28 Weeks Rundown
From Baby Center:
By this week, your baby weighs two and a quarter pounds (like a Chinese cabbage) and measures 14.8 inches from the top of her head to her heels. She can blink her eyes, which now sport lashes. With her eyesight developing, she may be able to see the light that filters in through your womb. She's also developing billions of neurons in her brain and adding more body fat in preparation for life in the outside world.
From Giggle Glow:
By now your baby probably weighs around two and a half pounds and is likely to be 15 or 16 inches long. Around this time, your baby will perform his or her first acrobatic endeavor: turning upside down to get into the proper position for birth. Your baby has two other new tricks, but they're much less noticeable: the ability to blink and the addition of rapid eye movements (REM) during sleep.
From The Bump:
Welcome to the third trimester! Moms-to-be who are at 28 weeks and beyond are known for their lack of sleep. Remember if you find yourself up in the middle of the night, do something relaxing. This is not the time to vacuum the house from top to bottom -- even though you might feel the urge to do that at some point. Read a book, drink chamomile tea, listen to soothing music. Then try to get back to bed and get some rest!
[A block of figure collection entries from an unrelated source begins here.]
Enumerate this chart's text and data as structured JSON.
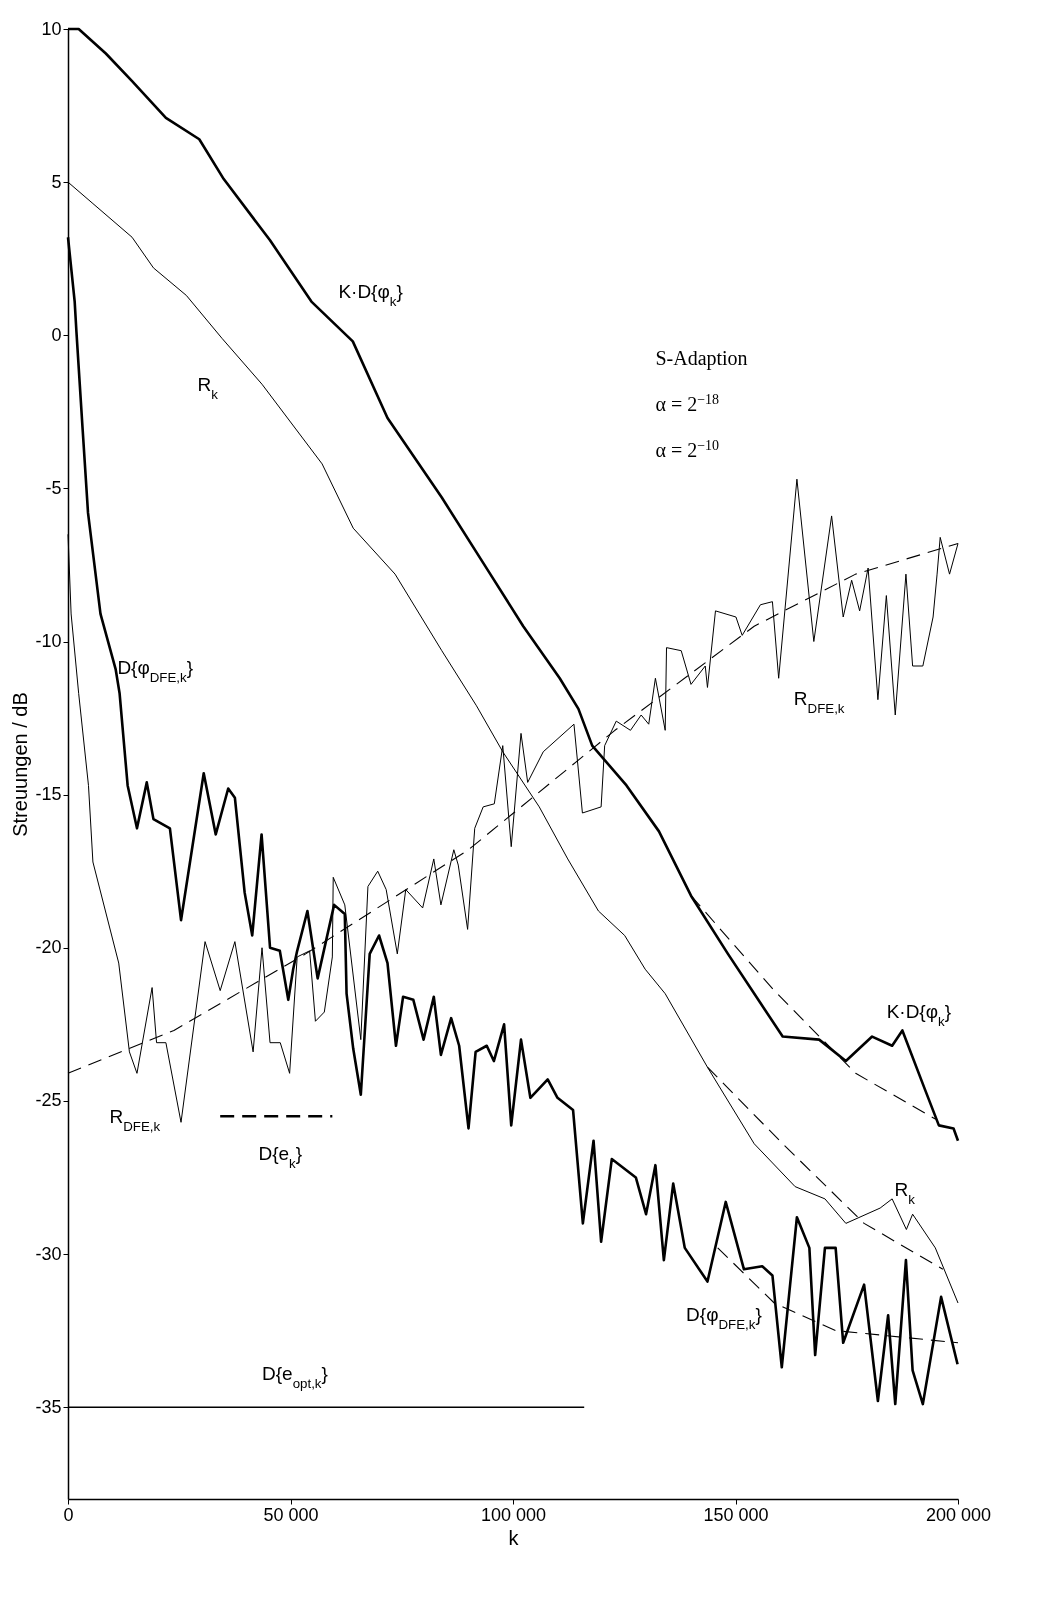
{
  "chart_data": {
    "type": "line",
    "xlabel": "k",
    "ylabel": "Streuungen / dB",
    "xlim": [
      0,
      200000
    ],
    "ylim": [
      -38,
      10
    ],
    "xticks": [
      0,
      {
        "value": 50000,
        "label": "50 000"
      },
      {
        "value": 100000,
        "label": "100 000"
      },
      {
        "value": 150000,
        "label": "150 000"
      },
      {
        "value": 200000,
        "label": "200 000"
      }
    ],
    "yticks": [
      10,
      5,
      0,
      -5,
      -10,
      -15,
      -20,
      -25,
      -30,
      -35
    ],
    "grid": false,
    "series": [
      {
        "name": "K·D{φ$_{k}$}",
        "color": "#000000",
        "line_style": "solid",
        "x": [
          0,
          2400,
          8500,
          14400,
          22000,
          29500,
          35000,
          45400,
          54700,
          64000,
          71800,
          84000,
          94900,
          102300,
          110500,
          114700,
          117800,
          125500,
          132800,
          140000,
          148300,
          160600,
          168800,
          174800,
          180700,
          185200,
          187500,
          192500,
          195700,
          199000,
          200000
        ],
        "values": [
          10,
          10,
          9.2,
          8.3,
          7.1,
          6.4,
          5.1,
          3.1,
          1.1,
          -0.2,
          -2.7,
          -5.3,
          -7.8,
          -9.5,
          -11.2,
          -12.2,
          -13.4,
          -14.7,
          -16.2,
          -18.3,
          -20.2,
          -22.9,
          -23,
          -23.7,
          -22.9,
          -23.2,
          -22.7,
          -24.6,
          -25.8,
          -25.9,
          -26.3
        ]
      },
      {
        "name": "R$_{k}$",
        "color": "#000000",
        "line_style": "solid",
        "x": [
          0,
          5600,
          14400,
          19200,
          26600,
          34600,
          43600,
          57100,
          64100,
          73500,
          84000,
          91800,
          97700,
          105900,
          112300,
          119200,
          125100,
          129700,
          134200,
          143700,
          154200,
          163400,
          170100,
          174800,
          182500,
          185200,
          188400,
          189800,
          194900,
          200000
        ],
        "values": [
          5,
          4.3,
          3.2,
          2.2,
          1.3,
          -0.1,
          -1.6,
          -4.2,
          -6.3,
          -7.8,
          -10.3,
          -12.1,
          -13.6,
          -15.4,
          -17.1,
          -18.8,
          -19.6,
          -20.7,
          -21.5,
          -23.9,
          -26.4,
          -27.8,
          -28.2,
          -29,
          -28.5,
          -28.2,
          -29.2,
          -28.7,
          -29.8,
          -31.6
        ]
      },
      {
        "name": "D{φ$_{DFE,k}$}",
        "color": "#000000",
        "line_style": "solid",
        "x": [
          0,
          1500,
          1900,
          3300,
          4500,
          7300,
          10700,
          11600,
          13400,
          15500,
          17700,
          19200,
          22900,
          25400,
          30500,
          33200,
          36000,
          37500,
          39700,
          41400,
          43500,
          45400,
          47600,
          49500,
          50600,
          51500,
          53800,
          56100,
          59800,
          62200,
          62600,
          64100,
          65800,
          67800,
          69900,
          71800,
          73700,
          75300,
          77600,
          79900,
          82200,
          83800,
          86100,
          87900,
          90000,
          91600,
          94100,
          95700,
          98000,
          99600,
          101800,
          103900,
          107800,
          110000,
          113500,
          115700,
          118100,
          119800,
          122200,
          127600,
          129900,
          132000,
          133900,
          136000,
          138600,
          143700,
          147800,
          151900,
          156000,
          158300,
          160400,
          163800,
          166600,
          167900,
          170100,
          172500,
          174200,
          178900,
          182000,
          184300,
          185900,
          188300,
          189800,
          192100,
          196200,
          199900
        ],
        "values": [
          3.2,
          1.1,
          0.1,
          -3.1,
          -5.8,
          -9.1,
          -10.9,
          -11.7,
          -14.7,
          -16.1,
          -14.6,
          -15.8,
          -16.1,
          -19.1,
          -14.3,
          -16.3,
          -14.8,
          -15.1,
          -18.2,
          -19.6,
          -16.3,
          -20,
          -20.1,
          -21.7,
          -20.7,
          -20.1,
          -18.8,
          -21,
          -18.6,
          -18.9,
          -21.5,
          -23.3,
          -24.8,
          -20.2,
          -19.6,
          -20.5,
          -23.2,
          -21.6,
          -21.7,
          -23,
          -21.6,
          -23.5,
          -22.3,
          -23.2,
          -25.9,
          -23.4,
          -23.2,
          -23.7,
          -22.5,
          -25.8,
          -23,
          -24.9,
          -24.3,
          -24.9,
          -25.3,
          -29,
          -26.3,
          -29.6,
          -26.9,
          -27.5,
          -28.7,
          -27.1,
          -30.2,
          -27.7,
          -29.8,
          -30.9,
          -28.3,
          -30.5,
          -30.4,
          -30.7,
          -33.7,
          -28.8,
          -29.8,
          -33.3,
          -29.8,
          -29.8,
          -32.9,
          -31,
          -34.8,
          -32,
          -34.9,
          -30.2,
          -33.8,
          -34.9,
          -31.4,
          -33.6
        ]
      },
      {
        "name": "R$_{DFE,k}$",
        "color": "#000000",
        "line_style": "solid",
        "x": [
          0,
          700,
          2400,
          4600,
          5600,
          11400,
          13800,
          15500,
          18900,
          19900,
          22000,
          25400,
          30800,
          34200,
          37500,
          41600,
          43600,
          45400,
          47700,
          49800,
          51500,
          54300,
          55600,
          57600,
          59400,
          59600,
          62200,
          65800,
          67400,
          69600,
          71500,
          74000,
          75900,
          79700,
          82200,
          83800,
          86700,
          87700,
          89800,
          91400,
          93300,
          95800,
          97700,
          99600,
          101800,
          103300,
          106800,
          113700,
          115600,
          119800,
          120600,
          123200,
          126400,
          128800,
          130500,
          132000,
          134200,
          134500,
          137800,
          140000,
          143200,
          143700,
          145500,
          150100,
          151500,
          155600,
          158300,
          159700,
          163800,
          167600,
          171600,
          174200,
          176100,
          177900,
          179800,
          182000,
          183900,
          185900,
          188300,
          189800,
          192100,
          194400,
          195300,
          196000,
          198100,
          200000
        ],
        "values": [
          -6.5,
          -9.1,
          -11.7,
          -14.7,
          -17.2,
          -20.5,
          -23.4,
          -24.1,
          -21.3,
          -23.1,
          -23.1,
          -25.7,
          -19.8,
          -21.4,
          -19.8,
          -23.4,
          -20,
          -23.1,
          -23.1,
          -24.1,
          -20.3,
          -20.1,
          -22.4,
          -22.1,
          -20.3,
          -17.7,
          -18.6,
          -23,
          -18,
          -17.5,
          -18.1,
          -20.2,
          -18.1,
          -18.7,
          -17.1,
          -18.6,
          -16.8,
          -17.3,
          -19.4,
          -16.1,
          -15.4,
          -15.3,
          -13.4,
          -16.7,
          -13,
          -14.6,
          -13.6,
          -12.7,
          -15.6,
          -15.4,
          -13.4,
          -12.6,
          -12.9,
          -12.4,
          -12.7,
          -11.2,
          -12.9,
          -10.2,
          -10.3,
          -11.4,
          -10.8,
          -11.5,
          -9,
          -9.2,
          -9.8,
          -8.8,
          -8.7,
          -11.2,
          -4.7,
          -10,
          -5.9,
          -9.2,
          -8,
          -9,
          -7.6,
          -11.9,
          -8.5,
          -12.4,
          -7.8,
          -10.8,
          -10.8,
          -9.2,
          -7.8,
          -6.6,
          -7.8,
          -6.8
        ]
      },
      {
        "name": "D{e$_{k}$}",
        "color": "#000000",
        "line_style": "dashed",
        "x": [
          34200,
          59400
        ],
        "values": [
          -25.5,
          -25.5
        ]
      },
      {
        "name": "D{e$_{opt,k}$}",
        "color": "#000000",
        "line_style": "solid",
        "x": [
          0,
          116000
        ],
        "values": [
          -35,
          -35
        ]
      },
      {
        "color": "#000000",
        "line_style": "dashed",
        "x": [
          140000,
          158700,
          177000,
          195000
        ],
        "values": [
          -18.3,
          -21.4,
          -24.1,
          -25.6
        ]
      },
      {
        "color": "#000000",
        "line_style": "dashed",
        "x": [
          143700,
          160600,
          178900,
          196600
        ],
        "values": [
          -23.9,
          -26.4,
          -29,
          -30.5
        ]
      },
      {
        "color": "#000000",
        "line_style": "dashed",
        "x": [
          146000,
          158700,
          172500,
          200000
        ],
        "values": [
          -29.8,
          -31.6,
          -32.5,
          -32.9
        ]
      },
      {
        "color": "#000000",
        "line_style": "dashed",
        "x": [
          0,
          23800,
          53400,
          90000,
          122900,
          154200,
          177000,
          200000
        ],
        "values": [
          -24.1,
          -22.7,
          -20.2,
          -16.8,
          -12.9,
          -9.5,
          -7.8,
          -6.8
        ]
      }
    ],
    "annotations": [
      "S-Adaption",
      "α = 2$^{−18}$",
      "α = 2$^{−10}$"
    ]
  }
}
Being in the third trimester also means much of your and baby’s anatomy are ready to go -- she's prepping for breathing, and your breasts already have colostrum, which is what baby will eat the first few days until your milk comes in. You’ll also start feeling more Braxton Hicks contractions as your body gets ready for labor. Baby will keep getting bigger -- and smarter -- after week 28, and other than that, she just needs a few more finishing touches.Your baby's the size of an eggplant! Putting on layers of fat, your baby now weighs in around 1.5 to 2.5 pounds and measures about 13.6 to 14.8 inches.
From What to Expect:
Are you dreaming about your baby? At 28 weeks pregnant, your baby may be dreaming about you, too. Brain wave activity measured in a developing fetus shows different sleep cycles, including the rapid eye movement phase, the stage when dreaming occurs.By now, your baby, who weighs in at about two and a half pounds and stands — or rather lies — at almost 16 inches (measured head to toe) has added blinking to his or her growing bag of tricks. (Outside in the real world, blinking is necessary to help keep foreign objects out of the eyes.) Other impressive new talents being added to your baby's roster in the womb include coughing, more intense sucking, and, perhaps most important, better breathing. Of course, it's still best if a baby doesn't check out of that uterine hotel just yet — there's still a lot of growing and maturing to do over the next 12 weeks.